Authors: Seoyoung Kim, Yunji Park, Woobeen Park and Doowon Jeong
DFRWS EU 2026
Abstract
As digital documents have become the dominant medium for information exchange, PDF has emerged as a standard format and a crucial source of evidence in digital forensic investigations. However, PDFs are internally organized as reference-based object structures whose interdependencies make recovery from corruption particularly challenging. Moreover, variations in encoding and storage—stemming from different producer tools—further complicate forensic analysis and reconstruction.
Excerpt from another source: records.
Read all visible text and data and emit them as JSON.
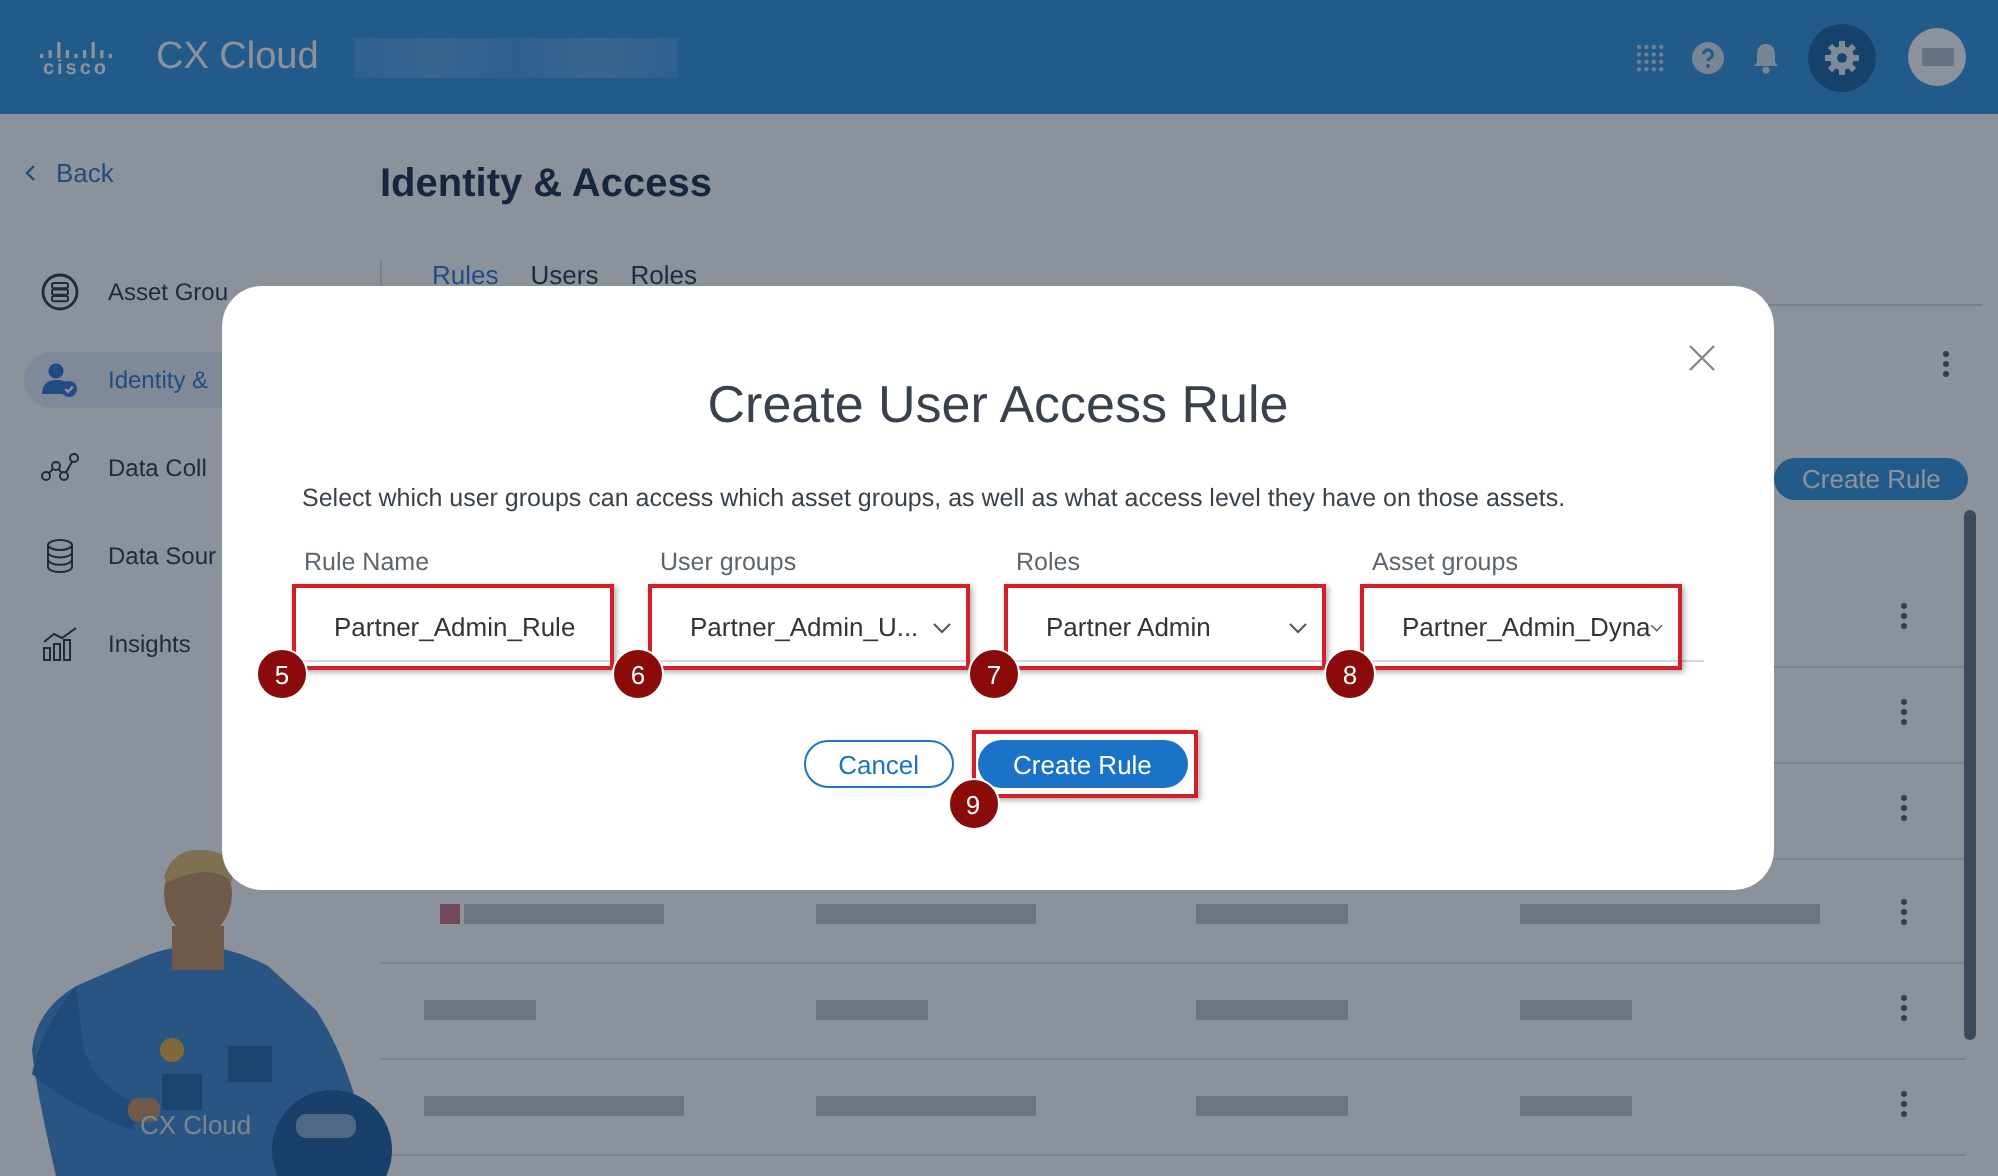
{
  "header": {
    "logo_text": "cisco",
    "product": "CX Cloud",
    "settings_selected": true
  },
  "sidebar": {
    "back": "Back",
    "items": [
      {
        "label": "Asset Grou",
        "selected": false
      },
      {
        "label": "Identity &",
        "selected": true
      },
      {
        "label": "Data Coll",
        "selected": false
      },
      {
        "label": "Data Sour",
        "selected": false
      },
      {
        "label": "Insights",
        "selected": false
      }
    ]
  },
  "page": {
    "title": "Identity & Access",
    "tabs": [
      {
        "label": "Rules",
        "selected": true
      },
      {
        "label": "Users",
        "selected": false
      },
      {
        "label": "Roles",
        "selected": false
      }
    ],
    "create_button": "Create Rule"
  },
  "mascot": {
    "caption": "CX Cloud"
  },
  "dialog": {
    "title": "Create User Access Rule",
    "description": "Select which user groups can access which asset groups, as well as what access level they have on those assets.",
    "fields": [
      {
        "label": "Rule Name",
        "value": "Partner_Admin_Rule",
        "kind": "text",
        "callout": "5"
      },
      {
        "label": "User groups",
        "value": "Partner_Admin_U...",
        "kind": "select",
        "callout": "6"
      },
      {
        "label": "Roles",
        "value": "Partner Admin",
        "kind": "select",
        "callout": "7"
      },
      {
        "label": "Asset groups",
        "value": "Partner_Admin_Dyna",
        "kind": "select",
        "callout": "8"
      }
    ],
    "buttons": [
      {
        "label": "Cancel",
        "kind": "secondary"
      },
      {
        "label": "Create Rule",
        "kind": "primary",
        "callout": "9"
      }
    ]
  }
}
This paper presents a comprehensive byte-level forensic analysis of the PDF structure and characterizes content- generation patterns across multiple producer types. Focusing on text data, we classify character storage within Content Objects into three categories—Text, XObject, and Path—and systematically analyze structural differences by generation method. Building on these insights, we propose CPR (Corrupted PDF Recovery), an algorithm designed to restore content from partially damaged PDFs. CPR carves objects from raw bytes, reconstructs inter-object relationships, and dynamically adapts its recovery process to the file’s generation characteristics. For text restoration, CPR leverages a font mapping database (FontDB) and employs a large language model (LLM) to validate recovered outputs. Evaluation on a multilingual dataset encompassing three languages and multiple corruption scenarios demonstrates CPR’s superiority over existing tools, achieving approximately 166% higher recovery rate and greater forensic completeness, even when only a single content object exists. The CPR implementation, dataset, and FontDB are openly released as open source to support reproducibility and further forensic research.